Let $f:[0,1] \to \mathbb{R}$ be a contious function. Then we have the Fourier series of $f$:
$$f(x) \sim \sum_{n=0}^{\infty}a_n\sin(n\pi x)$$ with $\displaystyle a_n = 2 \int_0^1 f(z)\sin(n\pi z)dz.$
Can we get the expandation
$$f(x) \sim \sum_{n=0}^{\infty} b_n \sin \left(n+\dfrac{1}{2}\right)\pi x $$
If yes, how to get the coefficent $b_n$. Thanks for your help.

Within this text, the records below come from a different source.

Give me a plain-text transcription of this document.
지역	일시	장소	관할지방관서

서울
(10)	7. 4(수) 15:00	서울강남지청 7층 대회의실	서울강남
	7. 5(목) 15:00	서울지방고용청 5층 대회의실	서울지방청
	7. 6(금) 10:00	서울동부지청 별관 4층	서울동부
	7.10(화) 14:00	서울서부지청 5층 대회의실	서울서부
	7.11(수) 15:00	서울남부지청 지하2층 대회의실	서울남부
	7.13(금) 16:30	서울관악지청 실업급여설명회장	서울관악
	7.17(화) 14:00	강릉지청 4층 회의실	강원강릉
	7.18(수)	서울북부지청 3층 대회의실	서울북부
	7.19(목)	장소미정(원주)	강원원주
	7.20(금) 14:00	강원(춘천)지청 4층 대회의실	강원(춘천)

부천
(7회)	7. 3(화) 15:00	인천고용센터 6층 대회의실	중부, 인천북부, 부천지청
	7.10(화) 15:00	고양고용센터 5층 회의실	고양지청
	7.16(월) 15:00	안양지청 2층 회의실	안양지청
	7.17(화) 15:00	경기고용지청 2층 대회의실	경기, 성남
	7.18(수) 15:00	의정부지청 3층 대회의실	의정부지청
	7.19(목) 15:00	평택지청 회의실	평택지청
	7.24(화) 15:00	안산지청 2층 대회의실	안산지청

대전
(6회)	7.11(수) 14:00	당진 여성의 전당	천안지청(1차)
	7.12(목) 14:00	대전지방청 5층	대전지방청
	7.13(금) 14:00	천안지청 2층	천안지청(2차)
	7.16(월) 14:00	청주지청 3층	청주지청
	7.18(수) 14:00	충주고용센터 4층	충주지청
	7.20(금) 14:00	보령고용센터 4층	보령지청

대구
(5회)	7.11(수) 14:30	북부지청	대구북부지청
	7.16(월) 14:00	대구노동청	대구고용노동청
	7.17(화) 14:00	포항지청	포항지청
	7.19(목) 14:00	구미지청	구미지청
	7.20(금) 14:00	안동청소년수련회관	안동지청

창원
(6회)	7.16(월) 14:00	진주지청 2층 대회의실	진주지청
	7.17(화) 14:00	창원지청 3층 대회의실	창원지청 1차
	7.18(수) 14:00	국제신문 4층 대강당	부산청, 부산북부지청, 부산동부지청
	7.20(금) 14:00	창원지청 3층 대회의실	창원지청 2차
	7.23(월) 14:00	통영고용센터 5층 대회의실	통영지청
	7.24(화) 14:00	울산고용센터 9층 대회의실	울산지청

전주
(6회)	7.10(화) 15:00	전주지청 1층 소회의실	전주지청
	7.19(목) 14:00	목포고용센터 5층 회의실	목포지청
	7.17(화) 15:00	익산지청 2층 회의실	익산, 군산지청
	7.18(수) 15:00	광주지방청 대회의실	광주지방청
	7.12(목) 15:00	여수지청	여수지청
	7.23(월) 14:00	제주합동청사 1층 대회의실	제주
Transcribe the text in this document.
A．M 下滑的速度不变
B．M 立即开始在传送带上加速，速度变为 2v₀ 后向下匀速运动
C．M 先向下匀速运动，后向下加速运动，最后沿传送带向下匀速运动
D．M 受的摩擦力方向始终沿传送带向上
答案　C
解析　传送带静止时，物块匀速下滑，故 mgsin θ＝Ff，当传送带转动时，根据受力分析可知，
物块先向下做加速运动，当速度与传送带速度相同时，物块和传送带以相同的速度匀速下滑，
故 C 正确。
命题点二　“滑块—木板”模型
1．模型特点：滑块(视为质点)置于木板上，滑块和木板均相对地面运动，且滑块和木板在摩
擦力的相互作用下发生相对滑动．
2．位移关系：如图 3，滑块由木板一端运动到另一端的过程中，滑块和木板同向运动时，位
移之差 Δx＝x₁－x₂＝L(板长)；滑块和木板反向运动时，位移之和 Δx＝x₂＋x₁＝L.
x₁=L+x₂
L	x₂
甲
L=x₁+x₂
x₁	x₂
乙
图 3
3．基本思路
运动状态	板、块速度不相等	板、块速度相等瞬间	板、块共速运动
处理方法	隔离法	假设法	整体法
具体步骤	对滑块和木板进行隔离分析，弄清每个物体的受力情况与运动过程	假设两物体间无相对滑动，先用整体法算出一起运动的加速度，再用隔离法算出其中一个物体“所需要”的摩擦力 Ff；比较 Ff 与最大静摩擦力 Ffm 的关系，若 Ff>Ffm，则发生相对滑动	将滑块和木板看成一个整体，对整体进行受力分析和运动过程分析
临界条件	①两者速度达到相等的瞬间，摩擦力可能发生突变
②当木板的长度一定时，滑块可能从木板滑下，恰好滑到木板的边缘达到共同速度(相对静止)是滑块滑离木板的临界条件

Yes, this can happen if you're trying to solve a boundary value problem $$\frac{\partial^2y}{\partial x^2}=\frac{\partial y}{\partial t}$$ $$y(0,t)=0$$ $$y^{\prime}(1,t)=0$$ $$y(x,0)=f(x)$$ So your eigenfunctions are now $$y_n(x,t)=\sin\left(n+\frac12\right)\pi xe^{-\left(n+\frac12\right)^2\pi^2t}$$ The eignefunctions are orthogonal because they are the solutions to a Sturm-Liouville eigenvalue problem, but we can check that if $n\ne m$ then $$\begin{align}\int_0^1\sin\left(n+\frac12\right)\pi x\sin\left(m+\frac12\right)\pi x\,dx&=\frac12\int_0^1\left[\cos(n-m)\pi x-\cos(n+m+1)\pi x\right]dx\\ &=\frac12\left[\frac{\sin(n-m)\pi x}{(n-m)\pi}-\frac{\sin(n+m+1)\pi x}{(n+m+1)\pi}\right]_0^1\\ &=0\end{align}$$ And $$\begin{align}\int_0^1\sin^2\left(n+\frac12\right)\pi x\,dx&=\frac12\int_0^1\left[1-\cos(2n+1)\pi x\right]dx\\ &=\frac12\left[x-\frac{\sin(2n+1)\pi x}{(2n+1)\pi}\right]_0^1=\frac12\end{align}$$ So we can see that $$b_n=2\int_0^1f(x)\sin\left(n+\frac12\right)\pi x\,dx$$